Nesse contexto, o ultrassom terapêutico de 5 Mhz e 10 Mhz ganha espaço em protocolos estéticos por sua capacidade de estimular processos fisiológicos nos tecidos cutâneos. A tecnologia utiliza ondas mecânicas que se propagam pelas camadas da pele e podem gerar efeitos térmicos e mecânicos capazes de favorecer circulação local, atividade metabólica celular e reorganização de estruturas da matriz extracelular, fatores associados à melhora da qualidade da pele.
Novo equipamento amplia aplicações do ultrassom facial
A evolução dessas tecnologias também têm impulsionado o lançamento de equipamentos desenvolvidos especificamente para protocolos faciais.
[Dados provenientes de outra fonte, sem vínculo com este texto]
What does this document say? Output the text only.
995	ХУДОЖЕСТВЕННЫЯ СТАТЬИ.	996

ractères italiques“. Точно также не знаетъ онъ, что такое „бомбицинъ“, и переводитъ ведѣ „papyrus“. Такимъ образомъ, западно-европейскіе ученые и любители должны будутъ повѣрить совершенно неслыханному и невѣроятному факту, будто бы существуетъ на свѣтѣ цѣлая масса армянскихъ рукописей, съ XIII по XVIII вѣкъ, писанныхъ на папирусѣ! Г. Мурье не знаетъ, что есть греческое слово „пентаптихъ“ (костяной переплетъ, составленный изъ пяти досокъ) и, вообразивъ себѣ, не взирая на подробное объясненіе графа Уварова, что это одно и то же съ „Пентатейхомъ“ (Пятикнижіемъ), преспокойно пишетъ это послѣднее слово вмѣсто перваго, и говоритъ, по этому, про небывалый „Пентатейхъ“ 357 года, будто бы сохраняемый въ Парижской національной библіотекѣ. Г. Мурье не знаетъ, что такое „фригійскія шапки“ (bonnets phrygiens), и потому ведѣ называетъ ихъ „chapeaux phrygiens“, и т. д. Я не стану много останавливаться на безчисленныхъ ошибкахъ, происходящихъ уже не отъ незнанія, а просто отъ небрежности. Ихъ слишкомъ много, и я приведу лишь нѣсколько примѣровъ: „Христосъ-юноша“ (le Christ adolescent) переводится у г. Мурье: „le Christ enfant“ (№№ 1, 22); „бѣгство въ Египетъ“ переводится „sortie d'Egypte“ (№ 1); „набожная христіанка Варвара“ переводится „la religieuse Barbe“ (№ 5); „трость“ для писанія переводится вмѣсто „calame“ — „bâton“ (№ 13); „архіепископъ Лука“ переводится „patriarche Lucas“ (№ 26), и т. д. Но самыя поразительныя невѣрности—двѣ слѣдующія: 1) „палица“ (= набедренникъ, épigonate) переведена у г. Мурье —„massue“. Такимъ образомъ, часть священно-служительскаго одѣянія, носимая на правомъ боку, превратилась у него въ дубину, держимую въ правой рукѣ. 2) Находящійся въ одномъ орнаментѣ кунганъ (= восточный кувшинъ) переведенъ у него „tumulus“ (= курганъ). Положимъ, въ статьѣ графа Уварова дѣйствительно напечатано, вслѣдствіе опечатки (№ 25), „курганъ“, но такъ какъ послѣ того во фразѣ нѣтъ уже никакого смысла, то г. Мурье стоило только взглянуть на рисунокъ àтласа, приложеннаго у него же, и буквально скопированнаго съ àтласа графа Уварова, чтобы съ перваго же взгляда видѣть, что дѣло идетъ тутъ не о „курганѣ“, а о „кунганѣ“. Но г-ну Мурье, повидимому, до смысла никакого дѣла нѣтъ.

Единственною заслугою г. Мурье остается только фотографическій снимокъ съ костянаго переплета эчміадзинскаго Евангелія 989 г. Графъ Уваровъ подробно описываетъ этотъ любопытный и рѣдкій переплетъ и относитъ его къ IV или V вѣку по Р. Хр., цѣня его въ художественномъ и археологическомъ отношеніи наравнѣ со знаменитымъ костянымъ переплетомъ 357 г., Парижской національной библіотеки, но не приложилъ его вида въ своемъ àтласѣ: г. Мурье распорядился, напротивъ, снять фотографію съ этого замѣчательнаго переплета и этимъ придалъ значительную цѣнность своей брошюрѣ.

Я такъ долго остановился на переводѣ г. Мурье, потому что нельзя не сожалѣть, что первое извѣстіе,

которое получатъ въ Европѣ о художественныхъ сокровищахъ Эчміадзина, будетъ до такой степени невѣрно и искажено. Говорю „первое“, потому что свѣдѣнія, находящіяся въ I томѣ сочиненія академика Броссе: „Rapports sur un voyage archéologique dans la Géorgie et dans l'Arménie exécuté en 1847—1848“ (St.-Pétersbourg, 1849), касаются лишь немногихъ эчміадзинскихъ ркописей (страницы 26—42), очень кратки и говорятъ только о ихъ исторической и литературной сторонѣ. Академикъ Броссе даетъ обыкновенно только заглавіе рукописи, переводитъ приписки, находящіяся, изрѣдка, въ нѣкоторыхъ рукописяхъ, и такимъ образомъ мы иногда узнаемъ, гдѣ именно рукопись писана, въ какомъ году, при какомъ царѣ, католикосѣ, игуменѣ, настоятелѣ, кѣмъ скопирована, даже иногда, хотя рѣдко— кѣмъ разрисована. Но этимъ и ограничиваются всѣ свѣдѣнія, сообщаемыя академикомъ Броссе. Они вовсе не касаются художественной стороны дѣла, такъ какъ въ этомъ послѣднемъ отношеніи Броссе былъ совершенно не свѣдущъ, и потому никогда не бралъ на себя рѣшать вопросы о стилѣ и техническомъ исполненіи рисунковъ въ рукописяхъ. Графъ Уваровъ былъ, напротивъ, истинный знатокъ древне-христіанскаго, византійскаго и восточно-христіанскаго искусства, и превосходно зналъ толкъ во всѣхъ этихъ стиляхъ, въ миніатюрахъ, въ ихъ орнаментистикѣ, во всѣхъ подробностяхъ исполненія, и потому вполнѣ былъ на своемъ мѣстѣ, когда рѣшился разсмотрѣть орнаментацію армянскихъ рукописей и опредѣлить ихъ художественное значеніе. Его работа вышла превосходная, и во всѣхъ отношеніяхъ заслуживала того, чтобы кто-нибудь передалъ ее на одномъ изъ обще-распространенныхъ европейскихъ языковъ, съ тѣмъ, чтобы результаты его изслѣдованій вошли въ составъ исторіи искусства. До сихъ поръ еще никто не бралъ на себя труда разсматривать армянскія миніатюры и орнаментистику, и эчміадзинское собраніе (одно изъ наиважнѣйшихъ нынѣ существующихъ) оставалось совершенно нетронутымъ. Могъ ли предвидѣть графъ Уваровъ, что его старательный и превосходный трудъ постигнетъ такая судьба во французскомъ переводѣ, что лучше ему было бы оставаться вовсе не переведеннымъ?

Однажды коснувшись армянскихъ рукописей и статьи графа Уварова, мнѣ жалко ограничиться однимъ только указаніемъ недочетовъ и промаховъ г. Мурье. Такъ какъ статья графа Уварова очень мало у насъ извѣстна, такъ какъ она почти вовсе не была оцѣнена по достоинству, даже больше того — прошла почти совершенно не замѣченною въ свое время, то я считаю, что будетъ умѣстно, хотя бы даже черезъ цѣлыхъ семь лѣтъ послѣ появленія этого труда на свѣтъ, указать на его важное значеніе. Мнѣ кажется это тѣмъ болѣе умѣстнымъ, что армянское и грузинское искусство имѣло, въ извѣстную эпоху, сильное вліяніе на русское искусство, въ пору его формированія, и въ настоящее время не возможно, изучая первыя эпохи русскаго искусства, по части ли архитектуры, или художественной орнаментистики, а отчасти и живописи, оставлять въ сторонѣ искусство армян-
Recentemente, a indústria brasileira de tecnologias eletromédicas IBRAMED anunciou o iLift, equipamento de ultrassom terapêutico voltado à estética facial que incorpora recursos adicionais de eletroterapia.
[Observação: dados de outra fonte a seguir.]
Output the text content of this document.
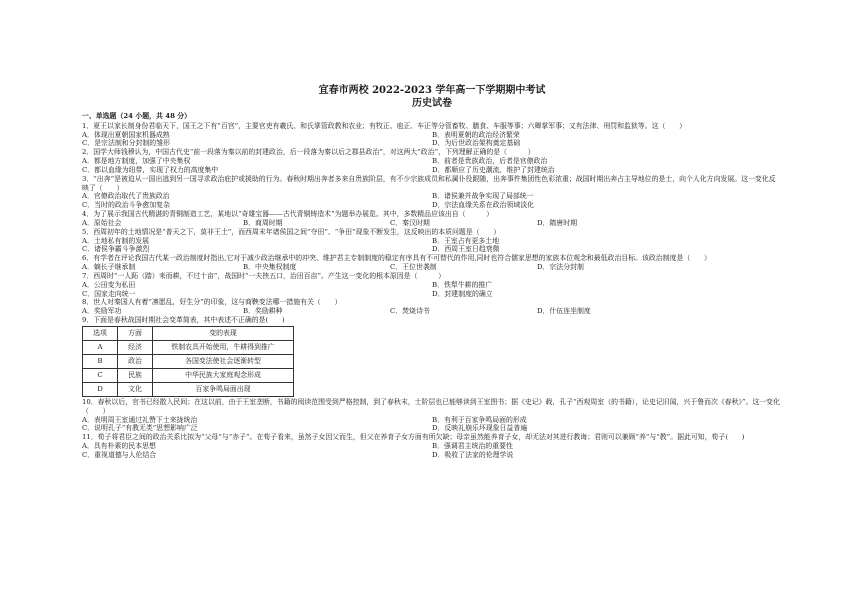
宜春市两校 2022-2023 学年高一下学期期中考试
历史试卷
一、单选题（24 小题，共 48 分）
1．夏王以家长制身份君临天下，国王之下有“百宫”，主要官吏有羲氏、和氏掌管政教和农业；有牧正、庖正、车正等分管畜牧、膳食、车服等事；六卿掌军事；又有法律、刑罚和监狱等。这（　　）
A．体现出夏朝国家机器成熟	B．表明夏朝的政治经济繁荣
C．是宗法制和分封制的雏形	D．为后世政治架构奠定基础
2．国学大师钱穆认为，中国古代史“前一段落为秦以前的封建政治，后一段落为秦以后之郡县政治”，对这两大“政治”，下列理解正确的是（　　　）
A．都是地方制度，加强了中央集权	B．前者是贵族政治，后者是官僚政治
C．都以血缘为纽带，实现了权力的高度集中	D．都顺应了历史潮流，维护了封建统治
3．“出奔”是被迫从一国出逃到另一国寻求政治庇护或援助的行为。春秋时期出奔者多来自贵族阶层，有不少宗族成员和私属仆役跟随，出奔事件集团性色彩浓重；战国时期出奔占主导地位的是士，向个人化方向发展。这一变化反映了（　　）
A．官僚政治取代了贵族政治	B．诸侯兼并战争实现了局部统一
C．当时的政治斗争愈加复杂	D．宗法血缘关系在政治领域淡化
4．为了展示我国古代精湛的青铜制造工艺，某地以“奇雄宝器——古代青铜铸造术”为题举办展览。其中，多数精品应该出自（　　　）
A．原始社会	B．商周时期	C．秦汉时期	D．隋唐时期
5．西周初年的土地情况是“普天之下，莫非王土”，而西周末年诸侯国之间“夺田”、“争田”现象不断发生，这反映出的本质问题是（　　）
A．土地私有制的发展	B．王室占有更多土地
C．诸侯争霸斗争激烈	D．西周王室日趋衰微
6．有学者在评论我国古代某一政治制度时指出,它对于减少政治继承中的冲突、维护君主专制制度的稳定有序具有不可替代的作用,同时也符合儒家思想的家族本位观念和最低政治目标。该政治制度是（　　）
A．嫡长子继承制	B．中央集权制度	C．王位世袭制	D．宗法分封制
7．西周时“一人跖（踏）耒而耕，不过十亩”，战国时“一夫挟五口，治田百亩”。产生这一变化的根本原因是（　　　）
A．公田变为私田	B．铁犁牛耕的推广
C．国家走向统一	D．封建制度的确立
8．世人对秦国人有着“凛愿乱，好生分”的印象，这与商鞅变法哪一措施有关（　　）
A．奖励军功	B．奖励耕种	C．焚烧诗书	D．什伍连坐制度
9．下面是春秋战国时期社会变革简表，其中表述不正确的是(　　)
选项	方面	变的表现
A	经济	铁制农具开始使用，牛耕得到推广
B	政治	各国变法使社会逐渐转型
C	民族	中华民族大家庭观念形成
D	文化	百家争鸣局面出现
10．春秋以后，官书已经散入民间；在这以前，由于王室垄断，书籍的阅读范围受到严格控制，到了春秋末，士阶层也已能够读到王室图书；据《史记》载，孔子“西观周室（的书籍），论史记旧闻，兴于鲁而次《春秋》”。这一变化（　　）
A．表明周王室通过礼赞下士来拢统治	B．有利于百家争鸣局面的形成
C．说明孔子“有教无类”思想影响广泛	D．反映礼崩乐坏现象日益普遍
11．荀子将君臣之间的政治关系比拟为“父母”与“赤子”。在荀子看来，虽然子女因父而生，但父在养育子女方面有所欠缺；母亲虽然能养育子女，却无法对其进行教诲；君则可以兼顾“养”与“教”。据此可知，荀子(　　)
A．具有朴素的民本思想	B．强调君主统治的重要性
C．重视道德与人伦结合	D．吸收了法家的伦理学说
Segundo a empresa, além da modalidade de ultrassom, o equipamento permite a utilização de correntes terapêuticas amplamente empregadas na estética clínica, como Aussie, Russa, TENS, FES, microcorrente e corrente polarizada. Essa combinação possibilita a realização da chamada terapia combinada, técnica que associa estímulos mecânicos e elétricos para potencializar respostas fisiológicas nos tecidos.
Segundo Patrícia Brassolatti, fisioterapeuta e pesquisadora da área de eletrotermofototerapia, a integração de diferentes recursos terapêuticos acompanha a evolução dos protocolos clínicos na estética.
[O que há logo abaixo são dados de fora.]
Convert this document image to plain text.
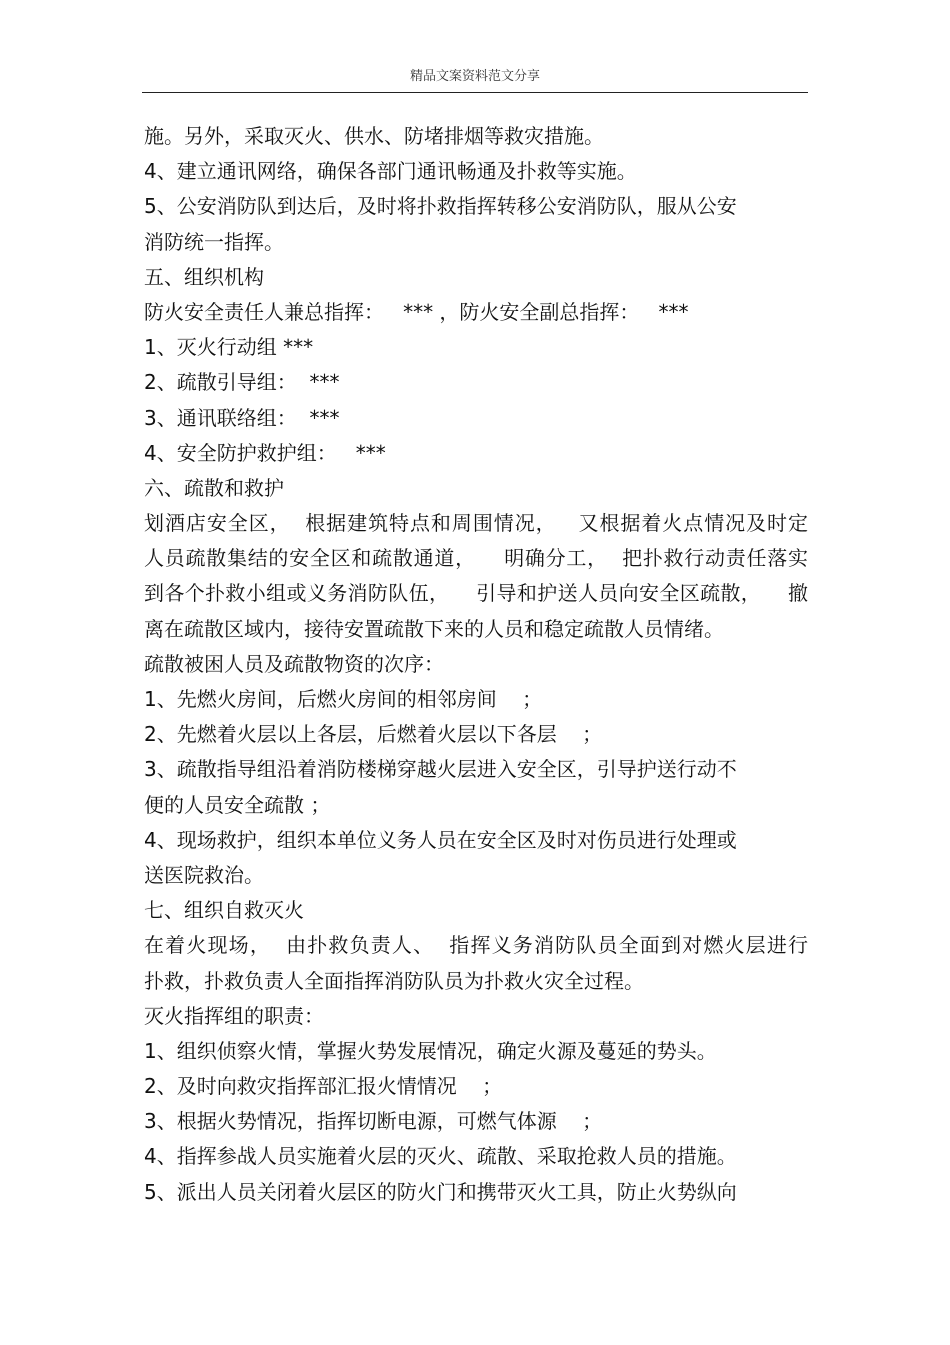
精品文案资料范文分享
施。另外，采取灭火、供水、防堵排烟等救灾措施。
4、建立通讯网络，确保各部门通讯畅通及扑救等实施。
5、公安消防队到达后，及时将扑救指挥转移公安消防队，服从公安
消防统一指挥。
五、组织机构
防火安全责任人兼总指挥：   *** ，防火安全副总指挥：   ***
1、灭火行动组 ***
2、疏散引导组：  ***
3、通讯联络组：  ***
4、安全防护救护组：   ***
六、疏散和救护
划酒店安全区，  根据建筑特点和周围情况，   又根据着火点情况及时定
人员疏散集结的安全区和疏散通道，    明确分工，  把扑救行动责任落实
到各个扑救小组或义务消防队伍，    引导和护送人员向安全区疏散，    撤
离在疏散区域内，接待安置疏散下来的人员和稳定疏散人员情绪。
疏散被困人员及疏散物资的次序：
1、先燃火房间，后燃火房间的相邻房间    ；
2、先燃着火层以上各层，后燃着火层以下各层    ；
3、疏散指导组沿着消防楼梯穿越火层进入安全区，引导护送行动不
便的人员安全疏散 ；
4、现场救护，组织本单位义务人员在安全区及时对伤员进行处理或
送医院救治。
七、组织自救灭火
在着火现场，  由扑救负责人、  指挥义务消防队员全面到对燃火层进行
扑救，扑救负责人全面指挥消防队员为扑救火灾全过程。
灭火指挥组的职责：
1、组织侦察火情，掌握火势发展情况，确定火源及蔓延的势头。
2、及时向救灾指挥部汇报火情情况    ；
3、根据火势情况，指挥切断电源，可燃气体源    ；
4、指挥参战人员实施着火层的灭火、疏散、采取抢救人员的措施。
5、派出人员关闭着火层区的防火门和携带灭火工具，防止火势纵向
"A associação entre ultrassom terapêutico e correntes eletroterapêuticas permite estimular diferentes estruturas do tecido de forma complementar. Essa integração amplia as possibilidades terapêuticas e contribui para protocolos mais completos voltados à qualidade da pele", afirma.
Frequências específicas ampliam precisão em tratamentos faciais
Outro aspecto observado no desenvolvimento recente dessas tecnologias é o uso de frequências específicas para aplicações faciais. Equipamentos projetados para trabalhar em diferentes frequências permitem modular a profundidade de atuação do ultrassom nos tecidos.
No caso do iLift, o equipamento opera com frequências de 5,5 MHz e 10,10 MHz, o que permite atuação em diferentes camadas cutâneas. Frequências mais elevadas são frequentemente utilizadas em tratamentos faciais por favorecerem uma atuação mais superficial e controlada.
De acordo com Brassolatti, esse tipo de abordagem permite maior precisão na condução dos protocolos estéticos.
"Frequências mais altas possibilitam uma atuação direcionada nas camadas mais superficiais da pele, o que é particularmente relevante em tratamentos faciais. Isso contribui para intervenções mais específicas dentro da estética baseada em evidências", explica.
Tecnologia aplicada ao preparo e recuperação da pele
Além do rejuvenescimento facial, tecnologias baseadas em ultrassom terapêutico também têm sido utilizadas em protocolos de preparação tecidual antes de procedimentos estéticos e em processos de recuperação após intervenções dermatológicas.
A estimulação mecânica promovida pelas ondas ultrassônicas pode favorecer a oxigenação dos tecidos e estimular processos relacionados à reorganização da matriz extracelular, fatores associados à regeneração cutânea.
Com a expansão global da estética não invasiva e a evolução das tecnologias eletromédicas, recursos como o ultrassom terapêutico tendem a ocupar um papel cada vez mais relevante nos protocolos clínicos voltados ao rejuvenescimento facial, integrando diferentes estímulos biofísicos para promover respostas fisiológicas nos tecidos.